Two numerical simulation cases were conducted corresponding to the two validation experiment cases as shown in Table 2. The simulation case 1 was conducted at 291 K and atmospheric pressure, while case 2 was conducted at 288 K and atmospheric pressure. The orifice diameter for both nozzles was 1.2 mm. The spray injection flow rate was set as 2 L/min for both simulation cases. The measured droplet size and spray angle of nozzle 1 and nozzle 2 were used in simulation case 1 and case 2, respectively.
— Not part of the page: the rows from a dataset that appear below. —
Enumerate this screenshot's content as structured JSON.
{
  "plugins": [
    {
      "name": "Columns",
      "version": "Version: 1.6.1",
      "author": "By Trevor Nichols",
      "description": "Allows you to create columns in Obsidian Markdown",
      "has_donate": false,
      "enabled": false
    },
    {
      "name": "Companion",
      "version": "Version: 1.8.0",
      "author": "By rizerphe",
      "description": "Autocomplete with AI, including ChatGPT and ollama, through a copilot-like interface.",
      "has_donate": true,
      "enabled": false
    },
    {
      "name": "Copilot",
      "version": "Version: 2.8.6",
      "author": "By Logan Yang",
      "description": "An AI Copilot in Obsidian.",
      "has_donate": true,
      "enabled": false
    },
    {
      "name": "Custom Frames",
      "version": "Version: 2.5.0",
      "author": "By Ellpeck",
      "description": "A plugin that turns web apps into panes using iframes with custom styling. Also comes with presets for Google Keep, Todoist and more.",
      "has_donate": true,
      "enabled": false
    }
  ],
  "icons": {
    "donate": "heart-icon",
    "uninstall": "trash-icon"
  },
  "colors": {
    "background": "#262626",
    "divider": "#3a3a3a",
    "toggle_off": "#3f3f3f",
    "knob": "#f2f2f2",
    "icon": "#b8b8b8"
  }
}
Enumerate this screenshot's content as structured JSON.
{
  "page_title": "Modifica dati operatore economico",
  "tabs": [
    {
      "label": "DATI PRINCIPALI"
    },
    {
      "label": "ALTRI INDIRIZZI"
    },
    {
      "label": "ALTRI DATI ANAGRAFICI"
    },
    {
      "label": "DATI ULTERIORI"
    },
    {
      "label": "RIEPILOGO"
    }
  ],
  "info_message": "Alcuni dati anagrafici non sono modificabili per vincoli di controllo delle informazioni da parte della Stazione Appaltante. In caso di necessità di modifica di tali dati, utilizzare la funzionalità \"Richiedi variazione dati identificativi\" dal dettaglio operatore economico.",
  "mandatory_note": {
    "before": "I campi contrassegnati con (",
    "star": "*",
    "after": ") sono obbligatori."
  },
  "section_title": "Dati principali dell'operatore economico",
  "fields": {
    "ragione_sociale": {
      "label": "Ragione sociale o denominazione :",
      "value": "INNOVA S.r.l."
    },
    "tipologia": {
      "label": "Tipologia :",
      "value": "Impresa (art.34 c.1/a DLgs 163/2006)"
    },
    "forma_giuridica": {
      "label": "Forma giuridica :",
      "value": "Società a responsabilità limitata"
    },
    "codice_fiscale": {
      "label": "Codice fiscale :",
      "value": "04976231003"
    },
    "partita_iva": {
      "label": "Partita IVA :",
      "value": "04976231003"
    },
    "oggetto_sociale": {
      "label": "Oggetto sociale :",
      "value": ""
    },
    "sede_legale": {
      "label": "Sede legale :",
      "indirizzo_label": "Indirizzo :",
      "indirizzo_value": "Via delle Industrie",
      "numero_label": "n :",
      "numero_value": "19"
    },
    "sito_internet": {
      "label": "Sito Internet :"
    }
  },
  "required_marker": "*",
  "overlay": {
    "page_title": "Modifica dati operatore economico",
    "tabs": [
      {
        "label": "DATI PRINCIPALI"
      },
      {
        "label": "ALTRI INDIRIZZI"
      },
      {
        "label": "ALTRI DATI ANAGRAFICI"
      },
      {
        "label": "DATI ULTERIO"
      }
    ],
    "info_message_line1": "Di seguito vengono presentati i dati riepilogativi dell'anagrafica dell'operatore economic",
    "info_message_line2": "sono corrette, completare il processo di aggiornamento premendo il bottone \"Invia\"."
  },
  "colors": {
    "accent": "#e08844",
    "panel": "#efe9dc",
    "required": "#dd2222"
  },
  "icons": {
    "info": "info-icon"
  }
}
The accumulation of spray water at the bottom of the vessel was neglected by setting those spray droplets would disappear once they hit the internal wall of the vessel. The adjustable time step was chosen for all simulation cases under the condition that Courant number Co < 1. The convergence criteria were set as 10−6 for all transient terms.
Nine size groups of aerosol particles with diameters from 0.2 to 1 μm were treated as nine gas species named from AP2 to AP10, as shown in Table 3. And the initial aerosol mass at different diameters for simulation was obtained from the measured experimental data. It was assumed that aerosol particles were uniformly dispersed inside the vessel at the beginning of two simulation cases.
Mesh Independence Check
Mesh independence check was conducted by comparing the simulated time evolution of total aerosol mass using three mesh schemes. Take simulation case 1 as an example, the comparison of simulation results using three meshes is shown in Figure 5. According to Figure 5A, the simulation result using coarse mesh was smaller than the results using the other two meshes. If we focus on the details between the spraying time of 1,100–1,200 s as shown Figure 5B, it was found that the maximum difference ratio of simulation results between coarse and medium meshes was 3.82%, while it was only 0.54% between medium and fine meshes. So, the medium mesh was chosen for the following simulation.
Figure 5. Mesh independence check based on simulation case 1: (A) comparison of total aerosol mass during 0–1,200 s and (B) comparison of total aerosol mass during 1,100–1,200 s.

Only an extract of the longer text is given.